Wednesday, 18 October 2017

It was once socially accepted that people were not responsible for acts of a wide variety if the persons engaged in them while intoxicated, even if the intoxication were quite voluntary and the engagement active. Over time that attitude has eroded. After all, a person who chooses to be intoxicated chooses to engage in increased probability that he or she will effect those acts. If a person who chose to drink passes-out on the front lawn, drives his vehicle into a pedestrian, or beats his domestic partner, few people would insist that he didn't choose to do such a thing. And, should we meet one of those few people, we rightly suspect that they cannot be trusted to use intoxicants responsibly.

In response to the campaign of Bernard (Bernie) Sanders, a great many people embraced things that they called democratic socialism. They didn't actually agree amongst themselves as to what this term meant. Many of them insisted that democratic socialism weren't socialism, which insistence did not provoke as often as it should a question as to why then its name should contain socialism. The answer simply was that Sanders had long referred to what he advocated with this term; they were stuck with socialism if they held onto Sanders. Whether they admitted that democratic socialism referred to socialism or not, all of the folk calling for something by that name sought to neutralize the dire associations of socialism with various outcomes that had been observed when regimes had been identified by that label.

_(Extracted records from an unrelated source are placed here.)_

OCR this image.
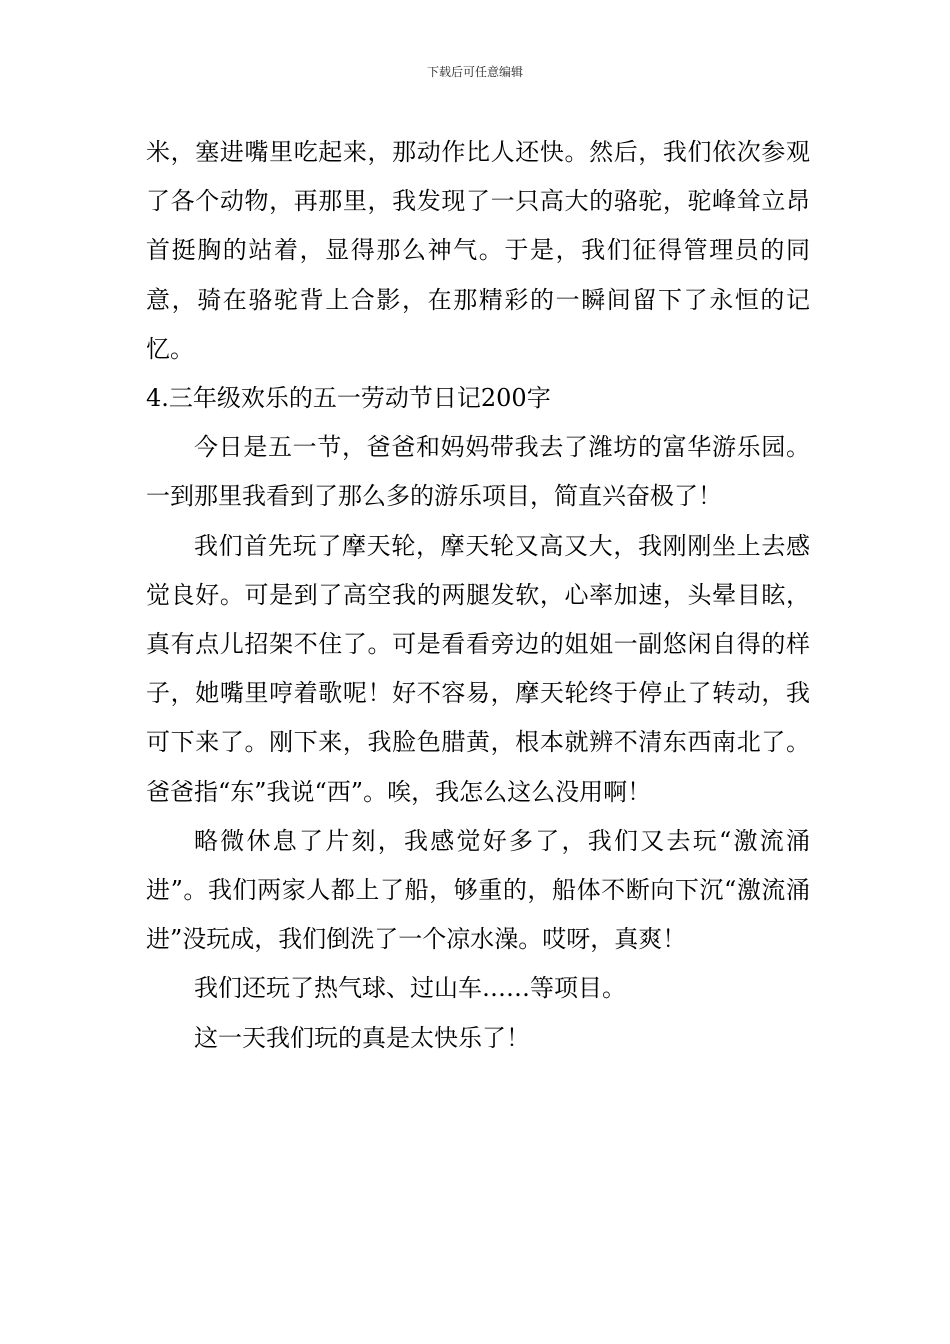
下载后可任意编辑

米，塞进嘴里吃起来，那动作比人还快。然后，我们依次参观了各个动物，再那里，我发现了一只高大的骆驼，驼峰耸立昂首挺胸的站着，显得那么神气。于是，我们征得管理员的同意，骑在骆驼背上合影，在那精彩的一瞬间留下了永恒的记忆。

4.三年级欢乐的五一劳动节日记200字

今日是五一节，爸爸和妈妈带我去了潍坊的富华游乐园。一到那里我看到了那么多的游乐项目，简直兴奋极了！

我们首先玩了摩天轮，摩天轮又高又大，我刚刚坐上去感觉良好。可是到了高空我的两腿发软，心率加速，头晕目眩，真有点儿招架不住了。可是看看旁边的姐姐一副悠闲自得的样子，她嘴里哼着歌呢！好不容易，摩天轮终于停止了转动，我可下来了。刚下来，我脸色腊黄，根本就辨不清东西南北了。爸爸指“东”我说“西”。唉，我怎么这么没用啊！

略微休息了片刻，我感觉好多了，我们又去玩“激流涌进”。我们两家人都上了船，够重的，船体不断向下沉“激流涌进”没玩成，我们倒洗了一个凉水澡。哎呀，真爽！

我们还玩了热气球、过山车……等项目。

这一天我们玩的真是太快乐了！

And all of these folk, whether or not they acknowledged that they were referring to socialism, agreed that what they called democratic socialism would indeed be democratic.

That insistence has afforded them a rhetorical ploy for dealing not only with socialistic regimes that were never democratic, but with socialistic regimes that have lost popular support, such as that in Venezuela. Absenting that support, these regimes are said not to be democratic, and hence plainly not to represent whatever might properly be called democratic socialism. But when a socialistic regime is brought to power by democratic means, in a framework of law that was effected by democratic means, and then uses that law to take unpopular actions, to insist that the regime is undemocratic begins to resemble claiming that the neighbors passed-out on the lawn, driving their cars into pedestrians, or beating their domestic partners did not choose to do such things. Oh yes they did. And anyone who insists otherwise is to be regarded as dangerous with the relevant intoxicants, including ballots.

Indeed, for most of recent history, popular opinion was not treated as particularly important in application to America by most Americans who came to call for democratic socialism. They had earlier thought it perfectly democratic when the Democratic Party, democratically elected to majority control of both Chambers of Congress and to the Presidency, effected various measures that were in fact widely unpopular with the more general population. President Obama advised the Republicans to win some elections. When they did, so that the Democrats lost first the House of Representatives and then the Senate, he and most of these folk for democratic socialism held to the idea that his democratic election to the Presidency legitimized his actions in defiance both of the votes of the Congress and of popular opinion amongst the wider population. Popular opinion in Venezuela and elsewhere has emerged as ostensibly relevant to democratic socialism exactly and only because, once again, socialism — even socialism within a framework democratically effected — has devolved as it always will if allowed to persist. There is no magic in democracy.

The state is a terrible institution, to be checked by an institutional framework that resists its growth, instead of enabled to grow by fantasies that amateurs or experts can use it expansively to bring about a more humane world.